ASTAG-Präsident Adrian Amstutz sieht die Wettbewerbsfähigkeit der Schweiz in Gefahr. Wegen der vielen Staus können KMU kaum mehr planen. Amstutz fordert umgehend Abhilfe, das Geld dafür sei vorhanden.
INTERVIEW THEO MARTIN /// BILDER ZVG
Blickpunkt KMU Herr Amstutz, fahren Sie selber auch Lastwagen?
Adrian Amstutz Das ist ein Bubentraum von mir – aber leider nein! Doch ein guter Reiter muss sich ja auch nicht erst als Pferd beweisen.
Was motiviert Sie, sich für die ASTAG einzusetzen?
Die absolute Unabdingbarkeit der Transportbranche! Ohne den verlässlichen und sicheren Einsatz der Transportfirmen mit ihren Berufsfahrerinnen und -fahrern bleiben die Ladenregale und damit die Essteller leer, die Baustellen stehen still, und die Tankstellen sind trocken. Es gibt kaum ein Produkt in unserem Leben, das nicht mit dem Lastwagen transportiert worden ist.

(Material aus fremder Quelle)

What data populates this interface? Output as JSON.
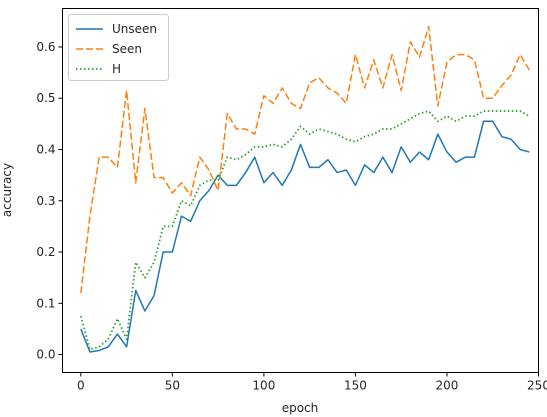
{
  "chart_data": {
    "type": "line",
    "title": "",
    "xlabel": "epoch",
    "ylabel": "accuracy",
    "xlim": [
      -10,
      250
    ],
    "ylim": [
      -0.035,
      0.675
    ],
    "x_ticks": [
      0,
      50,
      100,
      150,
      200,
      250
    ],
    "x_tick_labels": [
      "0",
      "50",
      "100",
      "150",
      "200",
      "250"
    ],
    "y_ticks": [
      0.0,
      0.1,
      0.2,
      0.3,
      0.4,
      0.5,
      0.6
    ],
    "y_tick_labels": [
      "0.0",
      "0.1",
      "0.2",
      "0.3",
      "0.4",
      "0.5",
      "0.6"
    ],
    "grid": false,
    "legend_position": "top-left",
    "x": [
      0,
      5,
      10,
      15,
      20,
      25,
      30,
      35,
      40,
      45,
      50,
      55,
      60,
      65,
      70,
      75,
      80,
      85,
      90,
      95,
      100,
      105,
      110,
      115,
      120,
      125,
      130,
      135,
      140,
      145,
      150,
      155,
      160,
      165,
      170,
      175,
      180,
      185,
      190,
      195,
      200,
      205,
      210,
      215,
      220,
      225,
      230,
      235,
      240,
      245
    ],
    "series": [
      {
        "name": "Unseen",
        "color": "#1f77b4",
        "style": "solid",
        "values": [
          0.05,
          0.005,
          0.008,
          0.015,
          0.04,
          0.015,
          0.125,
          0.085,
          0.115,
          0.2,
          0.2,
          0.27,
          0.26,
          0.3,
          0.32,
          0.35,
          0.33,
          0.33,
          0.355,
          0.385,
          0.335,
          0.355,
          0.33,
          0.36,
          0.41,
          0.365,
          0.365,
          0.38,
          0.355,
          0.36,
          0.33,
          0.37,
          0.355,
          0.385,
          0.355,
          0.405,
          0.375,
          0.395,
          0.38,
          0.43,
          0.395,
          0.375,
          0.385,
          0.385,
          0.455,
          0.455,
          0.425,
          0.42,
          0.4,
          0.395
        ]
      },
      {
        "name": "Seen",
        "color": "#ff7f0e",
        "style": "dashed",
        "values": [
          0.12,
          0.27,
          0.385,
          0.385,
          0.365,
          0.515,
          0.335,
          0.48,
          0.345,
          0.345,
          0.315,
          0.335,
          0.31,
          0.385,
          0.36,
          0.32,
          0.47,
          0.44,
          0.44,
          0.43,
          0.505,
          0.49,
          0.52,
          0.49,
          0.48,
          0.53,
          0.54,
          0.52,
          0.51,
          0.49,
          0.585,
          0.52,
          0.575,
          0.52,
          0.585,
          0.515,
          0.61,
          0.58,
          0.64,
          0.485,
          0.57,
          0.585,
          0.585,
          0.575,
          0.5,
          0.5,
          0.525,
          0.545,
          0.585,
          0.555
        ]
      },
      {
        "name": "H",
        "color": "#2ca02c",
        "style": "dotted",
        "values": [
          0.075,
          0.01,
          0.015,
          0.03,
          0.07,
          0.03,
          0.18,
          0.15,
          0.18,
          0.25,
          0.25,
          0.3,
          0.29,
          0.33,
          0.34,
          0.34,
          0.385,
          0.38,
          0.39,
          0.405,
          0.405,
          0.41,
          0.405,
          0.42,
          0.445,
          0.43,
          0.44,
          0.435,
          0.43,
          0.42,
          0.415,
          0.425,
          0.43,
          0.44,
          0.44,
          0.45,
          0.46,
          0.47,
          0.475,
          0.455,
          0.465,
          0.455,
          0.465,
          0.465,
          0.475,
          0.475,
          0.475,
          0.475,
          0.475,
          0.465
        ]
      }
    ]
  }
}
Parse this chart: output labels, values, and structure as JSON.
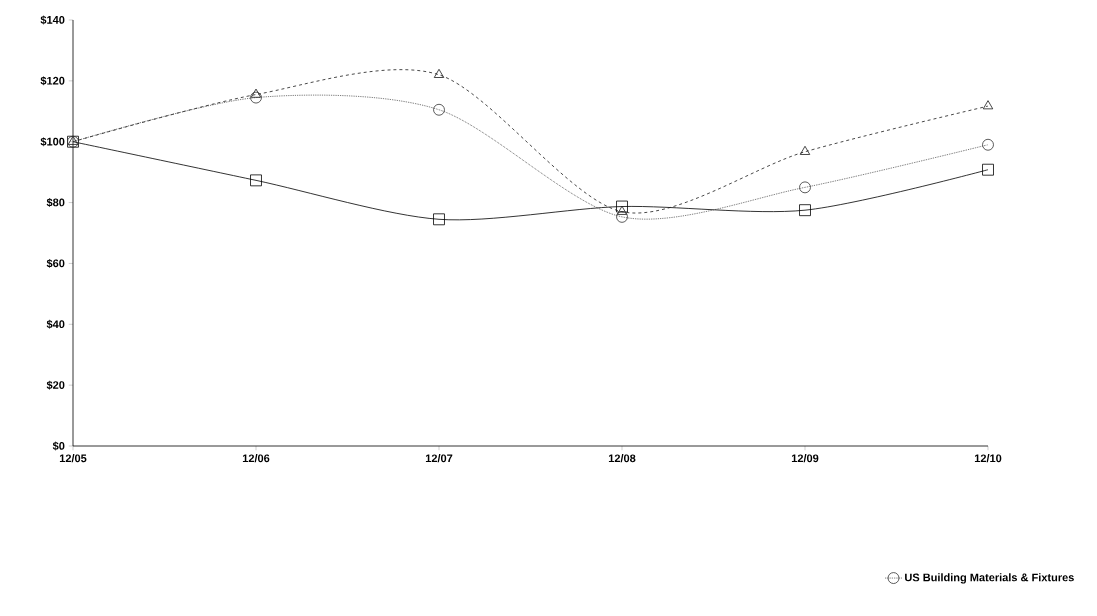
{
  "chart_data": {
    "type": "line",
    "categories": [
      "12/05",
      "12/06",
      "12/07",
      "12/08",
      "12/09",
      "12/10"
    ],
    "series": [
      {
        "color": "#000000",
        "marker": "square",
        "line_style": "solid",
        "values": [
          100,
          87.3,
          74.5,
          78.7,
          77.5,
          90.8
        ]
      },
      {
        "color": "#1a1a1a",
        "marker": "triangle",
        "line_style": "dashed",
        "values": [
          100,
          115.5,
          122,
          77,
          96.7,
          111.7
        ]
      },
      {
        "name": "US Building Materials & Fixtures",
        "color": "#333333",
        "marker": "circle",
        "line_style": "dotted",
        "values": [
          100,
          114.5,
          110.5,
          75.3,
          85,
          99
        ]
      }
    ],
    "ylim": [
      0,
      140
    ],
    "yticks": [
      {
        "value": 0,
        "label": "$0"
      },
      {
        "value": 20,
        "label": "$20"
      },
      {
        "value": 40,
        "label": "$40"
      },
      {
        "value": 60,
        "label": "$60"
      },
      {
        "value": 80,
        "label": "$80"
      },
      {
        "value": 100,
        "label": "$100"
      },
      {
        "value": 120,
        "label": "$120"
      },
      {
        "value": 140,
        "label": "$140"
      }
    ],
    "grid": false,
    "legend": "bottom"
  }
}
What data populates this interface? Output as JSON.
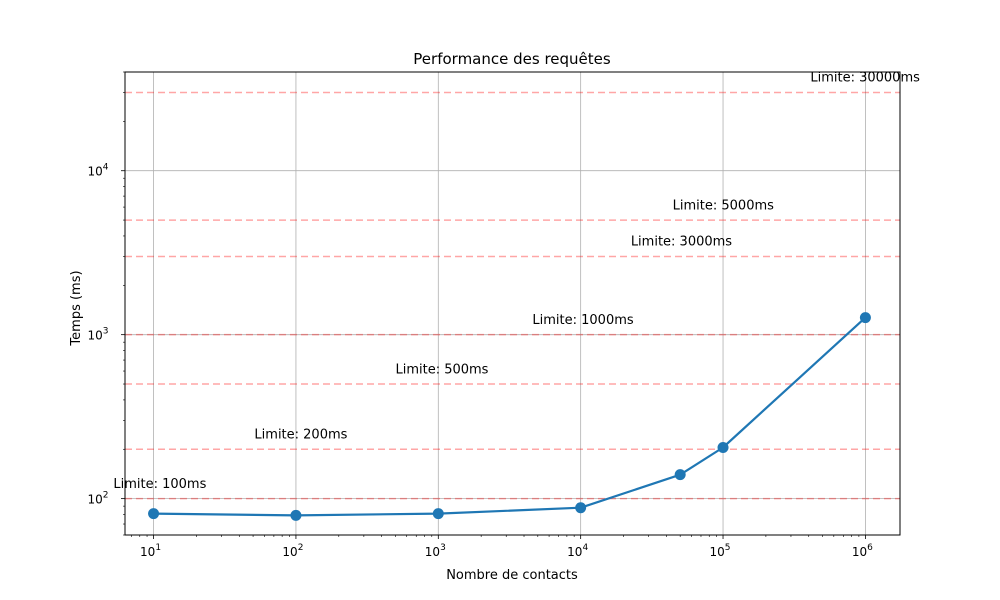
{
  "chart_data": {
    "type": "line",
    "title": "Performance des requêtes",
    "xlabel": "Nombre de contacts",
    "ylabel": "Temps (ms)",
    "xscale": "log",
    "yscale": "log",
    "xlim": [
      6.3,
      1750000
    ],
    "ylim": [
      60,
      40000
    ],
    "grid": true,
    "x_ticks": [
      {
        "base": "10",
        "exp": "1",
        "value": 10
      },
      {
        "base": "10",
        "exp": "2",
        "value": 100
      },
      {
        "base": "10",
        "exp": "3",
        "value": 1000
      },
      {
        "base": "10",
        "exp": "4",
        "value": 10000
      },
      {
        "base": "10",
        "exp": "5",
        "value": 100000
      },
      {
        "base": "10",
        "exp": "6",
        "value": 1000000
      }
    ],
    "y_ticks": [
      {
        "base": "10",
        "exp": "2",
        "value": 100
      },
      {
        "base": "10",
        "exp": "3",
        "value": 1000
      },
      {
        "base": "10",
        "exp": "4",
        "value": 10000
      }
    ],
    "series": [
      {
        "color": "#1f77b4",
        "x": [
          10,
          100,
          1000,
          10000,
          50000,
          100000,
          1000000
        ],
        "y": [
          81,
          79,
          81,
          88,
          140,
          205,
          1270
        ]
      }
    ],
    "thresholds": [
      {
        "value": 100,
        "label": "Limite: 100ms",
        "label_x": 1000,
        "label_y": 123
      },
      {
        "value": 200,
        "label": "Limite: 200ms",
        "label_x": 10000,
        "label_y": 246
      },
      {
        "value": 500,
        "label": "Limite: 500ms",
        "label_x": 100000,
        "label_y": 615
      },
      {
        "value": 1000,
        "label": "Limite: 1000ms",
        "label_x": 1000000,
        "label_y": 1230
      },
      {
        "value": 3000,
        "label": "Limite: 3000ms",
        "label_x": 10000000,
        "label_y": 3690
      },
      {
        "value": 5000,
        "label": "Limite: 5000ms",
        "label_x": 100000000,
        "label_y": 6150
      },
      {
        "value": 30000,
        "label": "Limite: 30000ms",
        "label_x": 1000000000,
        "label_y": 36900
      }
    ],
    "threshold_color": "#ff0000"
  }
}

Was haben Sie in den letzten zehn Jahren erreicht?
Nicht ich, sondern die ASTAG-Familie hat als bewährtes Team Erfolge auszuweisen. So ist die wichtige Lehrlingsausbildung aufgebaut worden. Die Aus- und Weiterbildung mit den neu geschaffenen ASTAG-Kompetenzzentren in Bern, Cossonay, Dottikon und Gordola wurde optimiert. Zudem bildet heute die Armee auf unsere Forderung hin in der Rekrutenschule die Lastwagenfahrer bis und mit Berufsfahrertauglichkeit aus.
 «Wir brauchen keine Akademiker hinter dem Steuer.»
Und politisch?
Die Stärkung des Verbandes mit mehr Fachpersonal sowie die seriöse politische Arbeit, zusammen mit dem neu geschaffenen parlamentarischen Beirat, hat die ASTAG zur respektierten und ernst zu nehmenden Partnerin gemacht. Für Mitglieder bieten wir professionelle und verlässliche Fachberatung bei allen relevanten Themen.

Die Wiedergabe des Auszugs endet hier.